Aus dem Vorbringen der Beklagtenseite ergibt sich nicht, dass der Erblasser in der letzten Zeit vor seinem Tod seinen Lebensmittelpunkt in der streitgegenständlichen Wohnung hatte. Dass er dort gemeldet war und persönliche Sachen dort aufbewahrte, ist unerheblich. Der Beklagte hat nicht vorgetragen, dass der Erblasser regelmäßig eines der beiden Zimmer in der Wohnung allein oder gemeinsam mit dem Beklagten genutzt hätte. Darüber hinaus hat der Beklagte unstreitig in seinen letzten Lebensmonaten, als er krank war, nur noch bei seiner Lebensgefährtin gelebt, ohne dass ersichtlich wäre, dass die Absicht bestanden hätte, in die streitgegenständliche Wohnung zurückzukehren.

Der von Beklagtenseite benannte Zeuge war nicht zu hören.
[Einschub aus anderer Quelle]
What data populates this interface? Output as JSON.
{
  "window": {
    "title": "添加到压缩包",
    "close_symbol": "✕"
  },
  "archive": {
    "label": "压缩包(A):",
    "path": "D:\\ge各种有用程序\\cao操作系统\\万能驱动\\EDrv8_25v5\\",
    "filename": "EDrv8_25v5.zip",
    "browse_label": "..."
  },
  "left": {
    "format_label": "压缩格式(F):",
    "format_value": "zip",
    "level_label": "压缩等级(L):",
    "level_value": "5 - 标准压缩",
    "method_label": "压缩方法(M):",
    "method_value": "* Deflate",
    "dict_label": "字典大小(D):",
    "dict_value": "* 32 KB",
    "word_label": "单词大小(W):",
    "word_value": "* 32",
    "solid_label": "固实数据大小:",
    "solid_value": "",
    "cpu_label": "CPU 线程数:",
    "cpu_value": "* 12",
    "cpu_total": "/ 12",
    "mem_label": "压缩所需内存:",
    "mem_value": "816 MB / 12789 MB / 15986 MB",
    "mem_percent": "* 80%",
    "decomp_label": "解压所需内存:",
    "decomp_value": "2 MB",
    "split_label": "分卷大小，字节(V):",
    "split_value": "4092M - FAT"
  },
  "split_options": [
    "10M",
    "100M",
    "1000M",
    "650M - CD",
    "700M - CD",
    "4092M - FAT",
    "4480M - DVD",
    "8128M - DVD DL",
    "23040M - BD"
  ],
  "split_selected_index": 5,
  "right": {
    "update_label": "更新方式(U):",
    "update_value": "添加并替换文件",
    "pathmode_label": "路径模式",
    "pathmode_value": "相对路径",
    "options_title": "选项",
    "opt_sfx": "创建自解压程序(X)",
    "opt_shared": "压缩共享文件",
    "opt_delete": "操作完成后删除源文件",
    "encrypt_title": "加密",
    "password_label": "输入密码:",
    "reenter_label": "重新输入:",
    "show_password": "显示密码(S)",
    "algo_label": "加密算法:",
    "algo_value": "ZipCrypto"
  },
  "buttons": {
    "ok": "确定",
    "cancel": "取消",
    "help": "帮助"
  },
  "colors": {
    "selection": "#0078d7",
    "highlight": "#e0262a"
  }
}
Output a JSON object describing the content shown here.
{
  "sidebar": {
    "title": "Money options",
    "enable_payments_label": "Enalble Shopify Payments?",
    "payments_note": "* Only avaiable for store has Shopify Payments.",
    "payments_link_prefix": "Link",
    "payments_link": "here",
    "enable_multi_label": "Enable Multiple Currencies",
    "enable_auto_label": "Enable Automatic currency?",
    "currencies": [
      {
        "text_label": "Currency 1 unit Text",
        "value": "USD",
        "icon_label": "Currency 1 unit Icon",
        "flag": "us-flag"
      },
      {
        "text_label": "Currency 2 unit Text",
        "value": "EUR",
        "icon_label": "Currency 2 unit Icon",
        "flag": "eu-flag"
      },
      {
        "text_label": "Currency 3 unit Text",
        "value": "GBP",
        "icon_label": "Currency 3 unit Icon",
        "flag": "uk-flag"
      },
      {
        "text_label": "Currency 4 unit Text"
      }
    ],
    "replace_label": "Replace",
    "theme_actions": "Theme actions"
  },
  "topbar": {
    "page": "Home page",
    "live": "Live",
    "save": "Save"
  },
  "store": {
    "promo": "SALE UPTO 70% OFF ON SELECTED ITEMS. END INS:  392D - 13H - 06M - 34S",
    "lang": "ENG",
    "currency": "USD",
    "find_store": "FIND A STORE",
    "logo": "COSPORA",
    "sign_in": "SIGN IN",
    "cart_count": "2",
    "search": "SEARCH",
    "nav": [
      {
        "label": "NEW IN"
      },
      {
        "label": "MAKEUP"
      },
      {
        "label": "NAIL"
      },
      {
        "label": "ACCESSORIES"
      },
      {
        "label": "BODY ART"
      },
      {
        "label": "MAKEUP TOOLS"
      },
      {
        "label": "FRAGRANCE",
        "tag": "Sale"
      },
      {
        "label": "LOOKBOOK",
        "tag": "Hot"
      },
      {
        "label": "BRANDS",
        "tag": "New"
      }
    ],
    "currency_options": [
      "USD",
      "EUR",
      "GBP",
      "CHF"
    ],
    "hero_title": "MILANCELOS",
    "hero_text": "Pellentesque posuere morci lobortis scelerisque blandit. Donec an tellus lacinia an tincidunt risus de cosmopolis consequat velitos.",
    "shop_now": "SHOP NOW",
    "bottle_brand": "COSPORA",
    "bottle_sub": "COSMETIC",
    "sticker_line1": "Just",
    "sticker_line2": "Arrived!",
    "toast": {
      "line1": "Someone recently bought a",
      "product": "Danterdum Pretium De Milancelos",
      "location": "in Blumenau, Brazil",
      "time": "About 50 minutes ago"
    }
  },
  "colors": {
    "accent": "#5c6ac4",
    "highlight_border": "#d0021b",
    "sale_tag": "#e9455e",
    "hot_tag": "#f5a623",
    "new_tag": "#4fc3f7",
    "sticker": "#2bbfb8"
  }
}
Dieser wurde für die Behauptung benannt, dass die beiden Brüder gemeinsam in der Wohnung gelebt und einen gemeinsamen Haushalt geführt hätten. Das Führen eines gemeinsamen Haushalts ist von dem insoweit darlegungs- und beweisbelasteten Beklagten jedoch nicht substantiiert dargetan. Eine Vernehmung des Zeugen würde unter diesen Voraussetzungen auf eine Ausforschung hinauslaufen.

Die Kostenentscheidung beruht auf § 91 Abs. 1 ZPO, die Entscheidung über die vorläufige Vollstreckbarkeit auf § 709 Satz 1 und 2 ZPO. Die Voraussetzungen des § 708 Nr. 7 ZPO liegen nicht vor.

Dem Beklagten war nicht gemäß § 721 ZPO eine Räumungsfrist zu gewähren. Die Voraussetzungen für die Anwendung des § 721 ZPO liegen nicht vor. Denn es wird vorliegend nicht auf Räumung von Wohnraum erkannt.